Day 1 of SA Menswear Week
(SAMW) for me turned out to be cool, enough. Started off rather punk-ish and
went into a spiritual journey followed on by adolescence and closed off on some
modern African vibes with a tribute to great local artists. Terrible lighting,
awkward spacing and shows running an hour and more late were only saved by the
fact that practically all the designers of the night delivered. Here is a
favourite from Wednesday, 3 February 2016:
Pilgrim
Clothing ZA by Siviwe James
Pilgrim Clothing ZA presented a
AW collection that fused the essence of nomads with that of people of faith. In
fact, of people of many faiths. The collection was an ocean of muted greys
flowing into blue hues. Nuances of the gender bender trend were present in
kilts and skirts and what should have been extra-length shirts that found
themselves as dresses. Beaded accessories were well thought through. The collection presented many forms of
religion and spirituality that translated independently with each individual.
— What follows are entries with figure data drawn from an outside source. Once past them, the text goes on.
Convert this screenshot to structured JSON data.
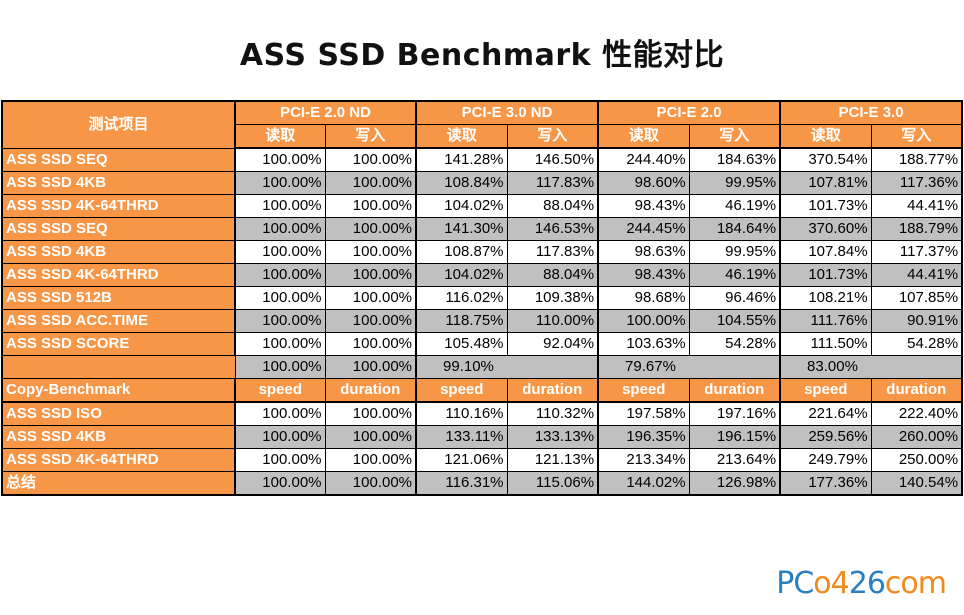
{
  "title": "ASS SSD Benchmark 性能对比",
  "colors": {
    "header_orange": "#f79646",
    "row_gray": "#c0c0c0",
    "row_white": "#ffffff"
  },
  "logo": {
    "part1": "PC",
    "part2": "o4",
    "part3": "26",
    "part4": "com"
  },
  "chart_data": {
    "type": "table",
    "title": "ASS SSD Benchmark 性能对比",
    "corner_header": "测试项目",
    "groups": [
      "PCI-E 2.0 ND",
      "PCI-E 3.0 ND",
      "PCI-E 2.0",
      "PCI-E 3.0"
    ],
    "sub_headers": [
      "读取",
      "写入"
    ],
    "rows": [
      {
        "label": "ASS SSD SEQ",
        "values": [
          "100.00%",
          "100.00%",
          "141.28%",
          "146.50%",
          "244.40%",
          "184.63%",
          "370.54%",
          "188.77%"
        ]
      },
      {
        "label": "ASS SSD 4KB",
        "values": [
          "100.00%",
          "100.00%",
          "108.84%",
          "117.83%",
          "98.60%",
          "99.95%",
          "107.81%",
          "117.36%"
        ]
      },
      {
        "label": "ASS SSD 4K-64THRD",
        "values": [
          "100.00%",
          "100.00%",
          "104.02%",
          "88.04%",
          "98.43%",
          "46.19%",
          "101.73%",
          "44.41%"
        ]
      },
      {
        "label": "ASS SSD SEQ",
        "values": [
          "100.00%",
          "100.00%",
          "141.30%",
          "146.53%",
          "244.45%",
          "184.64%",
          "370.60%",
          "188.79%"
        ]
      },
      {
        "label": "ASS SSD 4KB",
        "values": [
          "100.00%",
          "100.00%",
          "108.87%",
          "117.83%",
          "98.63%",
          "99.95%",
          "107.84%",
          "117.37%"
        ]
      },
      {
        "label": "ASS SSD 4K-64THRD",
        "values": [
          "100.00%",
          "100.00%",
          "104.02%",
          "88.04%",
          "98.43%",
          "46.19%",
          "101.73%",
          "44.41%"
        ]
      },
      {
        "label": "ASS SSD 512B",
        "values": [
          "100.00%",
          "100.00%",
          "116.02%",
          "109.38%",
          "98.68%",
          "96.46%",
          "108.21%",
          "107.85%"
        ]
      },
      {
        "label": "ASS SSD ACC.TIME",
        "values": [
          "100.00%",
          "100.00%",
          "118.75%",
          "110.00%",
          "100.00%",
          "104.55%",
          "111.76%",
          "90.91%"
        ]
      },
      {
        "label": "ASS SSD SCORE",
        "values": [
          "100.00%",
          "100.00%",
          "105.48%",
          "92.04%",
          "103.63%",
          "54.28%",
          "111.50%",
          "54.28%"
        ]
      }
    ],
    "subtotal_row": {
      "label": "",
      "values": [
        "100.00%",
        "100.00%",
        "99.10%",
        "79.67%",
        "83.00%"
      ]
    },
    "copy_header": {
      "label": "Copy-Benchmark",
      "speed": "speed",
      "duration": "duration"
    },
    "copy_rows": [
      {
        "label": "ASS SSD ISO",
        "values": [
          "100.00%",
          "100.00%",
          "110.16%",
          "110.32%",
          "197.58%",
          "197.16%",
          "221.64%",
          "222.40%"
        ]
      },
      {
        "label": "ASS SSD 4KB",
        "values": [
          "100.00%",
          "100.00%",
          "133.11%",
          "133.13%",
          "196.35%",
          "196.15%",
          "259.56%",
          "260.00%"
        ]
      },
      {
        "label": "ASS SSD 4K-64THRD",
        "values": [
          "100.00%",
          "100.00%",
          "121.06%",
          "121.13%",
          "213.34%",
          "213.64%",
          "249.79%",
          "250.00%"
        ]
      }
    ],
    "summary_row": {
      "label": "总结",
      "values": [
        "100.00%",
        "100.00%",
        "116.31%",
        "115.06%",
        "144.02%",
        "126.98%",
        "177.36%",
        "140.54%"
      ]
    }
  }
}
As a debut offering from the designer, Siviwe James, the collection packs a
punch and shows a strong creative process and s balanced with an articulation
through design and finish.
Nao
Serati by Neo Serati Mofammere
Nao Serati presented a
collection called Transit which pretty much was a short story about a boy who
couldn’t give a fuck. In his hung over state, he wakes up to realise he has no
milk for his fruity-loops, so; he gets up, walks into his closet and grabs his
grey dungaree-come-jumper and slaps it over the poppy-yellow turtleneck he fell
asleep in and off he goes. After a much needed breakfast, he swaps his outfit
for a furry jumper with some yellow pocket flap sticking out and a pair of
pin-striped wide-leg pants and goes on over to his bestie for brunch. It’s all
so bright in his world as he moves from place to place with his sunnies on
because the sun is too harsh for his hung-over eyes but not for his wardrobe.
Half way through his day he realises he’s going to miss his flight – he jumps
into the shower, grabs his pin-striped off-shoulder dungaree and makes his way
to the airport. Promptly at the next destination he swaps easy-luxe for a
little high fashion with a rich velvet/chiffon two piece ensemble in navy that
closes the night with a bow. The collection is a mash-up of analogue and
digital, with fluorescent lighting and a touch of ‘fuck-you’ attitude. It’s
tomorrow’s boy today. It’s tailored, shaped and well styled with strong
consideration of fabrication and a healthy dose of colour. There is an
existence of staples as is and an opportunity to refine other presentations as
staples too.
Photographs by Larry English Photography.